DeepRec provides an EV analysis component that reports feature name, ID, vector, update frequency, and recent step after each training run, helping engineers fine‑tune parameters and data pipelines.
The platform also offers multi‑level storage for embedding parameters (HBM, DRAM, SSD). A cache policy automatically keeps hot features in fast storage while offloading cold features to slower, larger storage, reducing memory pressure without sacrificing training speed.
Real‑time training : DeepRec can export only the incremental changes of a model as a small checkpoint (KB size), enabling minute‑level model updates online. A re‑engineered stream‑batch unified training flow achieved 10‑minute iteration cycles, as illustrated below:
Online inference : The provided libserving_processor.so library supports model auto‑recognition, incremental updates, and SessionGroup. Additionally, Alibaba Cloud PAI‑EAS offers a managed online inference service with load testing, auto‑scaling, debugging, performance monitoring, and logging.

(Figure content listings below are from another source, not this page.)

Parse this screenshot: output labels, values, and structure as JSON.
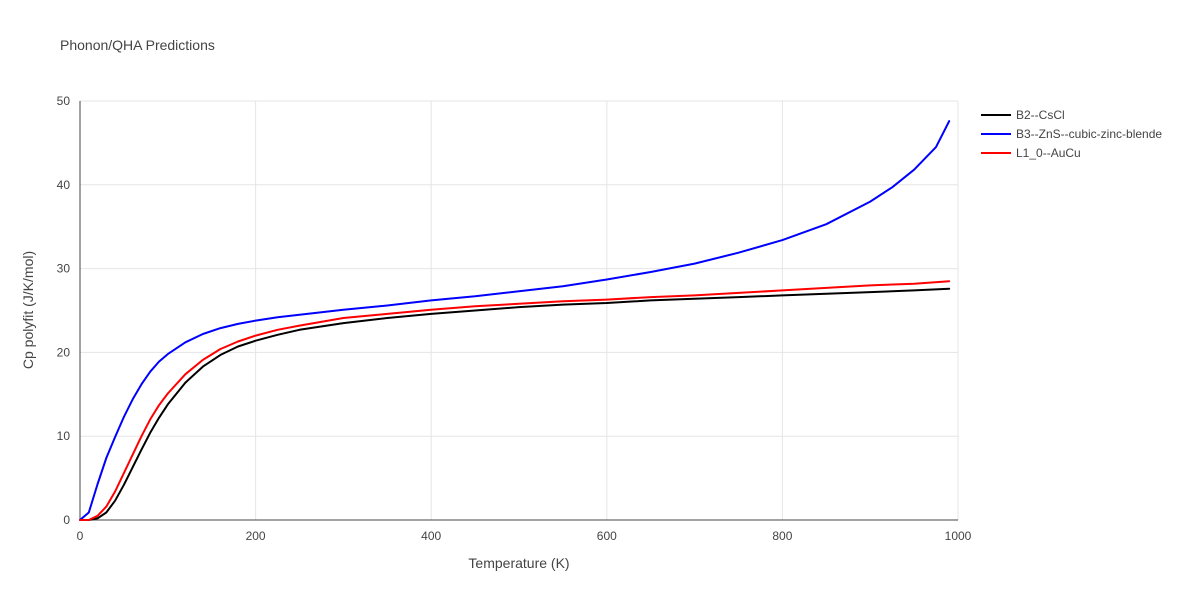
{
  "chart_data": {
    "type": "line",
    "title": "Phonon/QHA Predictions",
    "xlabel": "Temperature (K)",
    "ylabel": "Cp polyfit (J/K/mol)",
    "xlim": [
      0,
      1000
    ],
    "ylim": [
      0,
      50
    ],
    "x_ticks": [
      0,
      200,
      400,
      600,
      800,
      1000
    ],
    "y_ticks": [
      0,
      10,
      20,
      30,
      40,
      50
    ],
    "grid": true,
    "legend_position": "top-right",
    "series": [
      {
        "name": "B2--CsCl",
        "color": "#000000",
        "x": [
          0,
          10,
          20,
          30,
          40,
          50,
          60,
          70,
          80,
          90,
          100,
          120,
          140,
          160,
          180,
          200,
          225,
          250,
          300,
          350,
          400,
          450,
          500,
          550,
          600,
          650,
          700,
          750,
          800,
          850,
          900,
          950,
          990
        ],
        "y": [
          0,
          0,
          0.2,
          0.9,
          2.3,
          4.2,
          6.3,
          8.4,
          10.4,
          12.2,
          13.8,
          16.4,
          18.3,
          19.7,
          20.7,
          21.4,
          22.1,
          22.7,
          23.5,
          24.1,
          24.6,
          25.0,
          25.4,
          25.7,
          25.9,
          26.2,
          26.4,
          26.6,
          26.8,
          27.0,
          27.2,
          27.4,
          27.6
        ]
      },
      {
        "name": "B3--ZnS--cubic-zinc-blende",
        "color": "#0000ff",
        "x": [
          0,
          10,
          20,
          30,
          40,
          50,
          60,
          70,
          80,
          90,
          100,
          120,
          140,
          160,
          180,
          200,
          225,
          250,
          300,
          350,
          400,
          450,
          500,
          550,
          600,
          650,
          700,
          750,
          800,
          850,
          900,
          925,
          950,
          975,
          990
        ],
        "y": [
          0,
          0.9,
          4.3,
          7.4,
          9.9,
          12.3,
          14.4,
          16.2,
          17.7,
          18.9,
          19.8,
          21.2,
          22.2,
          22.9,
          23.4,
          23.8,
          24.2,
          24.5,
          25.1,
          25.6,
          26.2,
          26.7,
          27.3,
          27.9,
          28.7,
          29.6,
          30.6,
          31.9,
          33.4,
          35.3,
          38.0,
          39.7,
          41.8,
          44.5,
          47.6
        ]
      },
      {
        "name": "L1_0--AuCu",
        "color": "#ff0000",
        "x": [
          0,
          10,
          20,
          30,
          40,
          50,
          60,
          70,
          80,
          90,
          100,
          120,
          140,
          160,
          180,
          200,
          225,
          250,
          300,
          350,
          400,
          450,
          500,
          550,
          600,
          650,
          700,
          750,
          800,
          850,
          900,
          950,
          990
        ],
        "y": [
          0,
          0,
          0.5,
          1.6,
          3.4,
          5.6,
          7.8,
          10.0,
          12.0,
          13.7,
          15.1,
          17.4,
          19.1,
          20.4,
          21.3,
          22.0,
          22.7,
          23.2,
          24.1,
          24.6,
          25.1,
          25.5,
          25.8,
          26.1,
          26.3,
          26.6,
          26.8,
          27.1,
          27.4,
          27.7,
          28.0,
          28.2,
          28.5
        ]
      }
    ]
  }
}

Overall benefits : After pipeline refactoring, GPU utilization on a single worker exceeds 40% and training time drops by over 50%. In a major recommendation scenario, CTR and PTR improve by 2‑3% while latency and timeout rates remain stable. Adding high‑dimensional ID and cross features yields another 2‑3% gain.
Future plans include:
SessionGroup for shared‑memory multi‑tenant inference, improving node resource utilization and QPS.
Model compression and quantization to remove EV metadata in production and reduce model size.
Multi‑model and GPU inference leveraging DeepRec’s CUDA Multi‑Stream and CUDA Graph capabilities.